Nate shoved me again, sending me to the ground. I winced as pain seared my kneecaps and hands. “Don’t fucking bother. I told you, no one will ever hear you. We’re too far underground.”
“Someone will find this place,” I said as I climbed to my feet. “Just like you did.”
“The entrance is a trapdoor hidden under a giant patch of ivy outside the building, so I seriously doubt that,” Nate said. “Even if they do find it, they won’t make it very far. I padlocked it shut.”
“They could break the lock.”
“If they do that, they still won’t get anywhere near you.”
“Why not?”
“I’m trying to show you right now,” he replied, pushing my shoulder again. “Hurry the fuck up, and you’ll find out.”
Still seething, I traipsed along the dark passage, shivering every time I felt a cobweb brush over my bare skin. We passed my cell—oh, god, I was already calling it mine—and headed farther down the tunnel until we reached a wrought iron gate.
Nate shook it to show that it wouldn’t open. “No padlock necessary here,” he said, pointing to the lock.

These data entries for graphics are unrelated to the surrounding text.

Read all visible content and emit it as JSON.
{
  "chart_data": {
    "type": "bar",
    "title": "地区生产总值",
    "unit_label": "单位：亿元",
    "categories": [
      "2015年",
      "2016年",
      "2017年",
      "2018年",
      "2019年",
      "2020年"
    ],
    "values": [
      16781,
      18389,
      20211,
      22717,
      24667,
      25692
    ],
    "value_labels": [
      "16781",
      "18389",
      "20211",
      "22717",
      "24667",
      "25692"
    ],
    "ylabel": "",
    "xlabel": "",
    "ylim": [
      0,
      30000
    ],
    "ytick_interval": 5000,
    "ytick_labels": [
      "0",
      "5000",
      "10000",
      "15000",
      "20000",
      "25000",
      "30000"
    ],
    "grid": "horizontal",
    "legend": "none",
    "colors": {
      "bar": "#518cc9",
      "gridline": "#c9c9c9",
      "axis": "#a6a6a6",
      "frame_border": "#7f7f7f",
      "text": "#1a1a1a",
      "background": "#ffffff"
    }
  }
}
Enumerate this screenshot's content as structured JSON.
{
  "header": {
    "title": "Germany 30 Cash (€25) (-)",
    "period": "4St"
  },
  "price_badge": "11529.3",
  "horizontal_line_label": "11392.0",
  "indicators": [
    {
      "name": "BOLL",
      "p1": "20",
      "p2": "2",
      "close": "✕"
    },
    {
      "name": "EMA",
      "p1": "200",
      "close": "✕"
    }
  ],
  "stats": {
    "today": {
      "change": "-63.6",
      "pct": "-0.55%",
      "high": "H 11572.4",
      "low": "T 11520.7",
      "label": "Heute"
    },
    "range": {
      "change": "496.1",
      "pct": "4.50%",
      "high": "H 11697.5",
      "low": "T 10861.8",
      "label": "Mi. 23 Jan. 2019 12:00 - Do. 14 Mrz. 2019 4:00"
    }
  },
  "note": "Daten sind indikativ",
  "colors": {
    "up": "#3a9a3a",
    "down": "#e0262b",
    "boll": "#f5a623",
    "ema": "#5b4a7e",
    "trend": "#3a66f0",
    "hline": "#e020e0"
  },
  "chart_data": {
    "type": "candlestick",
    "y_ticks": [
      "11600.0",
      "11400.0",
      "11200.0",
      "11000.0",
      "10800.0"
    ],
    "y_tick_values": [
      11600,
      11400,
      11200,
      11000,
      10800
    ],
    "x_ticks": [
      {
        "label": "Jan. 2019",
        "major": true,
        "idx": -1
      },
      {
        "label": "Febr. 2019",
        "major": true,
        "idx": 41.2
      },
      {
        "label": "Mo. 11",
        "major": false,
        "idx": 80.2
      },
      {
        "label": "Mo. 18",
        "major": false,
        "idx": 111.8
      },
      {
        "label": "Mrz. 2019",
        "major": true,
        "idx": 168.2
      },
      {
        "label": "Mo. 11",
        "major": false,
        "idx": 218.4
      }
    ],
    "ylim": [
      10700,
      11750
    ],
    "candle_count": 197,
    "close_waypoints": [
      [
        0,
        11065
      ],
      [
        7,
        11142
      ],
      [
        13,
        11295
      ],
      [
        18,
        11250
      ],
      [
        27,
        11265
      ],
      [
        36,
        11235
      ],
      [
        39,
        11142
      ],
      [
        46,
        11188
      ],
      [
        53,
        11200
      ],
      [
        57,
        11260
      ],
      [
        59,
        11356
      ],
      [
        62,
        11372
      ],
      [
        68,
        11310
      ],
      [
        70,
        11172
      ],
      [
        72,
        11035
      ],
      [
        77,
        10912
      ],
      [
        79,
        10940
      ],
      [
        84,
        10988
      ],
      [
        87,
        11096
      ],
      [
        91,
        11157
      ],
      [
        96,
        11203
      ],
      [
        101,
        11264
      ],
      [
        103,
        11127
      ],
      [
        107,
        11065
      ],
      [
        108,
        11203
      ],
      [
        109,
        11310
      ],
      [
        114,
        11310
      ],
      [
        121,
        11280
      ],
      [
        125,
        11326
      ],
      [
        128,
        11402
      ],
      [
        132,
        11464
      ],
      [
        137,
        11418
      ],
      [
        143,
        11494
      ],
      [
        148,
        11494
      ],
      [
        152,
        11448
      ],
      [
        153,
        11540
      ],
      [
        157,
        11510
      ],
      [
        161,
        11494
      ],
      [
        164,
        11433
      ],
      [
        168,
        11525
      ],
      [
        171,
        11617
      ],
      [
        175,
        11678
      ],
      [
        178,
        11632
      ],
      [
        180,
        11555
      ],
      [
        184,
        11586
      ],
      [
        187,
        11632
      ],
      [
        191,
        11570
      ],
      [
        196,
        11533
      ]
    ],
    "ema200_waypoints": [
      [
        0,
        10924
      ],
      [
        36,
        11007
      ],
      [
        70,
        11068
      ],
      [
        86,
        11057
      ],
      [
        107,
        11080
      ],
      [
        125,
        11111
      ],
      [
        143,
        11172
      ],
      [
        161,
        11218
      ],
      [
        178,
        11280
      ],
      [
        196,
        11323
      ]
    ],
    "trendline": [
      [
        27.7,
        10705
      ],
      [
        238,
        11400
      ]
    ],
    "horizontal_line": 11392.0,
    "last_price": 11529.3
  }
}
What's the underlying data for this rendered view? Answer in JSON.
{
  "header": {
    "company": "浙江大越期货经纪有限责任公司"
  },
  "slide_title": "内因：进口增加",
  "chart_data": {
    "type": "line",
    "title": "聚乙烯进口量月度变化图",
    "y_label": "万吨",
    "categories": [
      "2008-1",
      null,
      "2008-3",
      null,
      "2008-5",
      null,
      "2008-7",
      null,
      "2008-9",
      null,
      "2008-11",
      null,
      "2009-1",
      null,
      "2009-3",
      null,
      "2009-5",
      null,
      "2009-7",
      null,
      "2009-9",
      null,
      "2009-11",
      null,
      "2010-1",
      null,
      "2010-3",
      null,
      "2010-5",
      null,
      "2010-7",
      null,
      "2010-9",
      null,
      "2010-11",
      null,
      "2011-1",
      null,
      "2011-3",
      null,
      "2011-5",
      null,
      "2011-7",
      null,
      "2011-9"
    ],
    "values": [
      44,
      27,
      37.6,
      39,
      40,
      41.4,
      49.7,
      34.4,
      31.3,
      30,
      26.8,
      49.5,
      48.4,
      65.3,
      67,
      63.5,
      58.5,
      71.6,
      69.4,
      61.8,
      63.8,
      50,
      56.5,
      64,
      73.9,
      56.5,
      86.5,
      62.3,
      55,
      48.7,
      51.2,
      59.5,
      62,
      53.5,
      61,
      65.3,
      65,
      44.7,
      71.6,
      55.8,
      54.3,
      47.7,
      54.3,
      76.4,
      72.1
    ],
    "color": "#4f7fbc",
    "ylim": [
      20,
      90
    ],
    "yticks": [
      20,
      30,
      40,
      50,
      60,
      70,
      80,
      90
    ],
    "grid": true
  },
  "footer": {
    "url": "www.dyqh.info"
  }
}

He pulled another key out of his pocket and dangled it in my face. “The smugglers added in these gates as an extra precaution back in the day. They’re all over the place in this part of the tunnels.”
“And you just happen to have a key for all of them, huh?”
“Yes. Once I found this place, I figured out where the old keys were kept—Blackthorne’s history department.”
I scoffed. “So they just gave them to you?”
“Not exactly. I asked to borrow them for a project, and they said yes. Things come to you pretty easily when your ancestors built half the fucking college.”
“Of course they do,” I muttered.
“I had copies of the keys made and returned the originals, so as far as the Blackthorne administration is concerned, no one could possibly be down here right now. Not even me.” Nate grabbed me and shoved me up against the stone wall, making me cry out. “So get this through your fucking head. No one knows you’re here. No one can hear you scream. No one can find you.”
I blinked rapidly as chills shot through me. He was right. No one was coming to save me. All I could do was save myself.
“Can we please talk about this?” I asked in the calmest tone I could muster, staring directly into Nate’s eyes. “If you just tell me why you think I killed Claire and Nessa, maybe I can understand and explain myself.”
“I had a feeling you’d say something like that.” Nate started pulling me toward my cell again. “If you insist, I can tell you everything. But like I said, I didn’t bring you here for no reason.”
He dragged me back into the cell and shoved me down. I winced as I landed on my right elbow at a bad angle.
“So why did you do it?” I asked in a broken whisper as I rubbed my sore arm. “You’ve been stalking me for months, so you must’ve decided I was guilty a long time before anything even happened. Am I right?”
He smirked as he locked the barred cell door behind me. “Yes. Do you want to know how I recognized you in the first place?”
I frowned, racking my brains for a recent memory. “You told me that night in the gazebo. You said you were at my father’s arraignment.”
“That’s right. But I didn’t tell you the whole story.” He knelt by the bars to get closer to me. “I don’t know why my dad took me to the arraignment. All I remember is him telling me that I needed to see what happened to people who went against us. I can’t exactly ask him, either, because he died three days later.” He stopped and closed his eyes for a few seconds. “Anyway, what I do remember from that day is you. You were just a kid like me. Scared and confused. You kept crying and saying your dad was innocent. Then it was like a switch flipped.”
“What do you mean?” I asked. I barely remembered that day. Too traumatic.
“You started screaming. Someone had to drag you out of the courtroom. You kept saying your dad was innocent, and that you hated everyone on the island. Then you said, and I quote: ‘My daddy would never do that to anyone! But I will! When I’m a grownup, I’m going to come back here and do it to all of you; everything you’re saying he did. Then you’ll finally feel bad about your lies. But I won’t care, and I won’t ever feel bad, because you’ll all deserve it!’” Nate cocked his head. “Do you remember that?”